The “Matthew effect” is that students who start with educational advantages receive the best teaching, while those who start without such advantages receive the poorest teaching, Anderson said.

 

MATTHEW PRINCIPLE

 

The term Matthew principle denotes the principle that those who are already provided for will receive more.

The earliest instance in the Oxford English Dictionary (3rd edition, 2001) dates from 1976; this is odd, because Robert K. Merton used Matthew principle in the above-mentioned paper published in Science of 5th January 1968:

Centers of demonstrated scientific excellence are allocated far larger resources for investigation than centers which have yet to make their mark. In turn, their prestige attracts a disproportionate share of the truly promising graduate students. […]
These social processes of social selection that deepen the concentration of top scientific talent create extreme difficulties for any efforts to counteract the institutional consequences of the Matthew principle in order to produce new centers of scientific excellence.

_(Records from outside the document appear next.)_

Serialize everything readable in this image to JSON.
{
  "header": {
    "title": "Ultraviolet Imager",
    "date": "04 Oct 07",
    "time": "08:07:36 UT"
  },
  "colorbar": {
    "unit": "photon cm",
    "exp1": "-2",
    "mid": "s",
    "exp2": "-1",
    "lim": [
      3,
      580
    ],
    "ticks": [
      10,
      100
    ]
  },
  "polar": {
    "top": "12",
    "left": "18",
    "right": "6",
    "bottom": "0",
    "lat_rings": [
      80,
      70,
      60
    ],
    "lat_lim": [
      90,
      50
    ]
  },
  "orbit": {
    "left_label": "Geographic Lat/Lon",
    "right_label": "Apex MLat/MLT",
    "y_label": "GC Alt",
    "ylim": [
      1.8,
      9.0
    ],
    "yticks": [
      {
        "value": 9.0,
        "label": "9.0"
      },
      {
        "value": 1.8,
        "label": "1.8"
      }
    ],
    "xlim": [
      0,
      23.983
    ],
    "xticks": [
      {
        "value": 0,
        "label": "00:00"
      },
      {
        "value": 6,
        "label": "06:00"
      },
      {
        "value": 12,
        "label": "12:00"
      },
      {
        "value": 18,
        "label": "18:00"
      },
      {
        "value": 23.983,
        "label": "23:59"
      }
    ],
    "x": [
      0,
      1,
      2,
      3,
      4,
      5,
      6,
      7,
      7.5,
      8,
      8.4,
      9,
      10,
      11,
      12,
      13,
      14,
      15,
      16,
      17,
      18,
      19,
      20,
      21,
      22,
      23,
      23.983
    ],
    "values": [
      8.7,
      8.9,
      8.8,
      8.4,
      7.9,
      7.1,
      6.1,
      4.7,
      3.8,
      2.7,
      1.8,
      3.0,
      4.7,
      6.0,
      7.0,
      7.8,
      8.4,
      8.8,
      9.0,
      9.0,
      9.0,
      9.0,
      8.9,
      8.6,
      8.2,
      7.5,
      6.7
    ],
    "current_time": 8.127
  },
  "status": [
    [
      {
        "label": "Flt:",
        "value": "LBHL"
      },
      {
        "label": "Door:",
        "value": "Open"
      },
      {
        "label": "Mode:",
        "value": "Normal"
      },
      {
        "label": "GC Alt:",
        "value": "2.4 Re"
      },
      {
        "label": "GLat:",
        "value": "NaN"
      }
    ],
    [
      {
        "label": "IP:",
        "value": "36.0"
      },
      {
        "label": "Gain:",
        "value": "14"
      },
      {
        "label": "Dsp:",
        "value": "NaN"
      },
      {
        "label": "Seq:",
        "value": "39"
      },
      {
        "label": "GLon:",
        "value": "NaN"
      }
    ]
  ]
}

The following use of Matthew principle might represent an independent coinage of the term; in Labor fails to cut school aid to wealthy, published in The Age (Melbourne, Victoria) of 3rd December 1971, Mr. Doube, Labor’s shadow Minister for Education, was reported as saying that

some of the schools, whose alleged main function was to inculcate Christian values in young boys and girls, showed a remarkable disregard of these values when it came to the question of accepting money.
“They seem to be faithful followers of the Matthew principle: ‘To him that hath all shall be given and to him that hath not all shall be taken away,’” he said.

 

Note: The gospel of Matthew, 13:12, expresses the same idea:

(King James Version, 1611):
For whosoeuer hath, to him shall be giuen, and he shall haue more abundance: but whosoeuer hath not, from him shall be taken away, euen that hee hath.